How had it come to this, tagging along with Lockwood once again? Was I truly like Kipps, rudderless and cast adrift from purposes of my own? A subtle shift had come over me in the last few days; a realization that I had allowed myself to change direction. After the loss of the skull, after Harold Mailer’s murder and the pursuit through Clerkenwell, I’d needed help badly—and Lockwood had offered it. There’d been no one else to turn to. It had been a good decision. But after that—how one thing led to another!—it had seemed only natural to stay on at Portland Row, only natural to let Lockwood help me retrieve the skull, only natural to help him hunt for it in the night-market….And now—was it natural to accompany him to Aldbury Castle, too? Sure, I could invent plenty of excuses to justify it. I was keeping myself safe from the Winkmans. I was (perhaps) pursuing the Rotwell Institute and the missing skull. I was giving Lockwood & Co. the support they deserved….All that might well have been true. But it boiled down to the same thing in the end. I was simply happy to have the chance to be with them again.

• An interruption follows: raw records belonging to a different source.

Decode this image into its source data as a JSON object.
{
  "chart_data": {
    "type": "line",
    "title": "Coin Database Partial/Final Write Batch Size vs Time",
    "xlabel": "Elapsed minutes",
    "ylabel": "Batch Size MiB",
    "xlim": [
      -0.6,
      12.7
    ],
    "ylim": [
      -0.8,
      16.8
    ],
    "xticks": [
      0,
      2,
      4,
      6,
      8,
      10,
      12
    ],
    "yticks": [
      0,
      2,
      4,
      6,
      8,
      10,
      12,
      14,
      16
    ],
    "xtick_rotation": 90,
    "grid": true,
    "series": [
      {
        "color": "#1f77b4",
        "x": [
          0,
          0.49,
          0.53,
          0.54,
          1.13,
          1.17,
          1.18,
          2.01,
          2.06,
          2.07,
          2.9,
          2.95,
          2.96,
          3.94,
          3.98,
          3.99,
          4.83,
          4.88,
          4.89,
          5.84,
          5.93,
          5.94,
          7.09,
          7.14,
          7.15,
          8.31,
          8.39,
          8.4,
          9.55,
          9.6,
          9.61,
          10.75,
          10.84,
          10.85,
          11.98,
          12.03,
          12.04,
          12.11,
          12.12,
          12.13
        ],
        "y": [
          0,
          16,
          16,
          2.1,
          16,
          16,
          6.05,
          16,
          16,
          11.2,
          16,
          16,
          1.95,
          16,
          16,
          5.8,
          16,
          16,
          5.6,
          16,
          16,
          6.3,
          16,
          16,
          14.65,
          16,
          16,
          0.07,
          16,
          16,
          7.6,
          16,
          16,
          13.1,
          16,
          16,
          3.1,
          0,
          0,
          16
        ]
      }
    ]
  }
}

It was with inconclusive thoughts like these that I occupied myself as the train left London and dawdled its way into the countryside. By ten o’clock, without danger or alarm, we had reached our destination.
For those wanting a detailed record of the horrors that subsequently unfolded, the village of Aldbury Castle occupied a pleasant rural location fifty miles southwest of London. It was set in chalk uplands, with wooded rolling hills on three sides, and a leisurely river winding on the other. The site was remote, reached only by a meandering road, and by a train stop (it would be a stretch to call it a station) on the main Southampton line, three quarters of a mile away to the west. There was no station office or building of any kind, just a white and winding path running off into the forest, to join the road on its way to the village.
If there ever had been a castle in the area, it had long vanished. The road crossed the river on a stone bridge, and then bisected the village green—a broad expanse of long dark grass, surrounded by cottages. Sheep grazed here. Three great horse chestnut trees dominated the center of the green, casting into shadow the fourteenth-century market cross and the trough rotting beside it.